Mais il y a bien aussi, pourquoi ne pas le déclarer hautement, dans les chiffres atteints par la souscription, une part de fantasmagorie. L’emprunt a été couvert seize fois. Mais il n’entre dans l’idée de personne qu’il y ait eu de la part des souscripteurs le moindre désir réel d’obtenir ce qui était demandé. Il était entendu que l’on n’aurait que le dixième ou le vingtième du montant nominal de la souscription; celle-ci a donc été artificiellement enflée dans cette même proportion. En fait, ce colossal succès a démontré que dans notre pays, et principalement à Paris, il était possible de mobiliser pour un emploi de quelques jours une somme de près de 2 milliards 1/2. On a porté assurément aux guichets ouverts tout ce qui était disponible.

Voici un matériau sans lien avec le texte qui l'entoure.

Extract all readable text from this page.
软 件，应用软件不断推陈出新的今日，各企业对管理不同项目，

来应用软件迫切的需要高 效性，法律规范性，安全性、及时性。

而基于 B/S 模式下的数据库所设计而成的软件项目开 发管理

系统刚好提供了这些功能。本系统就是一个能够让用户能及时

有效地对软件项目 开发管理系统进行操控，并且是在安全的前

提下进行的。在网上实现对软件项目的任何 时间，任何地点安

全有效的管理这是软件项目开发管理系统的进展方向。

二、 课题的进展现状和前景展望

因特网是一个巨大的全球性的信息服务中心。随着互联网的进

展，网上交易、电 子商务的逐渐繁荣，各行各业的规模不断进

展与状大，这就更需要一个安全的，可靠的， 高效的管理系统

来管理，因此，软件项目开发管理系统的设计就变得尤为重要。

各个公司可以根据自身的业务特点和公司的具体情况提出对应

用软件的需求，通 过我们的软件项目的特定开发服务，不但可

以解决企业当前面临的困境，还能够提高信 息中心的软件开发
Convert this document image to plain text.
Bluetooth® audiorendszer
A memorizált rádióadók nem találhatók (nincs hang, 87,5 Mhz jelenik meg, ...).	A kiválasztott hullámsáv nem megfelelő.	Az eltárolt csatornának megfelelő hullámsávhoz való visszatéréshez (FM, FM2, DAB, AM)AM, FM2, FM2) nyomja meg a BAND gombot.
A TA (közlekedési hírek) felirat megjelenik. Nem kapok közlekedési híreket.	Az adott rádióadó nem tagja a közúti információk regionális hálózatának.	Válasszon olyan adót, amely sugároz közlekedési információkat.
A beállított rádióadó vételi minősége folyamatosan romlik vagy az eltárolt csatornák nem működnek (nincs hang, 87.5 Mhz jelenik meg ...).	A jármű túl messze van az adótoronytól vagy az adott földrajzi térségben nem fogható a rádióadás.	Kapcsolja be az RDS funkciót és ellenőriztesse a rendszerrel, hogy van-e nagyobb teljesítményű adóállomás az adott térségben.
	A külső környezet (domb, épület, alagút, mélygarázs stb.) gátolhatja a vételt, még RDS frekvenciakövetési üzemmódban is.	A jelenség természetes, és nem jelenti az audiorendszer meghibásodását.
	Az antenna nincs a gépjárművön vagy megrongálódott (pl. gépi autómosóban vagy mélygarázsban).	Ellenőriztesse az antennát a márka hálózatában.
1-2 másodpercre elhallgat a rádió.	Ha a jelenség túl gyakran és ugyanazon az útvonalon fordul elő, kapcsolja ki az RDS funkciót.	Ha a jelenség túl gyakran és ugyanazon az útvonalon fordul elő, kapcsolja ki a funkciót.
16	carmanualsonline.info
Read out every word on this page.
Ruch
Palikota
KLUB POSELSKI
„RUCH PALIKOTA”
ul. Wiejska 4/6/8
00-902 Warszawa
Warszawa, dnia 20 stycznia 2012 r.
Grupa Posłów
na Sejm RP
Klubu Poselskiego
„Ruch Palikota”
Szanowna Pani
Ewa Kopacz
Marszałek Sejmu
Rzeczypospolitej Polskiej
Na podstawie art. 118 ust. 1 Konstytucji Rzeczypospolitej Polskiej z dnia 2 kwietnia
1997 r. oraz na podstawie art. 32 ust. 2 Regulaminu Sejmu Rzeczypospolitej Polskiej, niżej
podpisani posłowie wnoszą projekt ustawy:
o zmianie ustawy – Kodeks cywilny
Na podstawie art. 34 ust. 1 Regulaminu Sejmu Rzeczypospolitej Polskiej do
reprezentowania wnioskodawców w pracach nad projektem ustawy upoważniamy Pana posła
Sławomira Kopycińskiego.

Certaines souscriptions sont à cet égard bien significatives. La corporation des agens de change de Paris a demandé 90 millions de rente, plus de trois fois l’emprunt, et déposé 455 millions. La Banque de Paris a porté au Trésor 203 millions, le Crédit foncier de 150 à 200 millions, le Crédit lyonnais le chiffre, presque fabuleux, de 297 millions, le Comptoir national d’escompte plus de 100 millions, la Société générale près de 100 millions, le Crédit industriel 86 millions, etc.

Le résultat est que l’emprunt n’est nullement souscrit par la petite ou même par la moyenne épargne, qu’il est aux mains de la spéculation, que tout ce mouvement de capitaux a eu en partie pour objet l’encaissement aisé et rapide d’une prime qui a varié de 0 fr. 90 à 1 fr. 20, et qu’il va falloir toute une longue campagne pour effectuer un classement réel et sérieux du nouveau fonds dans les portefeuilles où il est destiné à rester une fois qu’il y sera entré.

L’Etat n’en a pas moins, et très brillamment, obtenu ce qu’il voulait, la prise ferme par le public d’une masse d’inscriptions de rente atteignant un montant effectif en capital de 869 millions, et cela à un prix qui, il y a un an seulement, eût paru fantastique.

Le dernier emprunt en 3 pour 100 avait eu lieu en 1886; il portait sur 504 millions et le prix d’émission était 79.80. Quel chemin parcouru depuis !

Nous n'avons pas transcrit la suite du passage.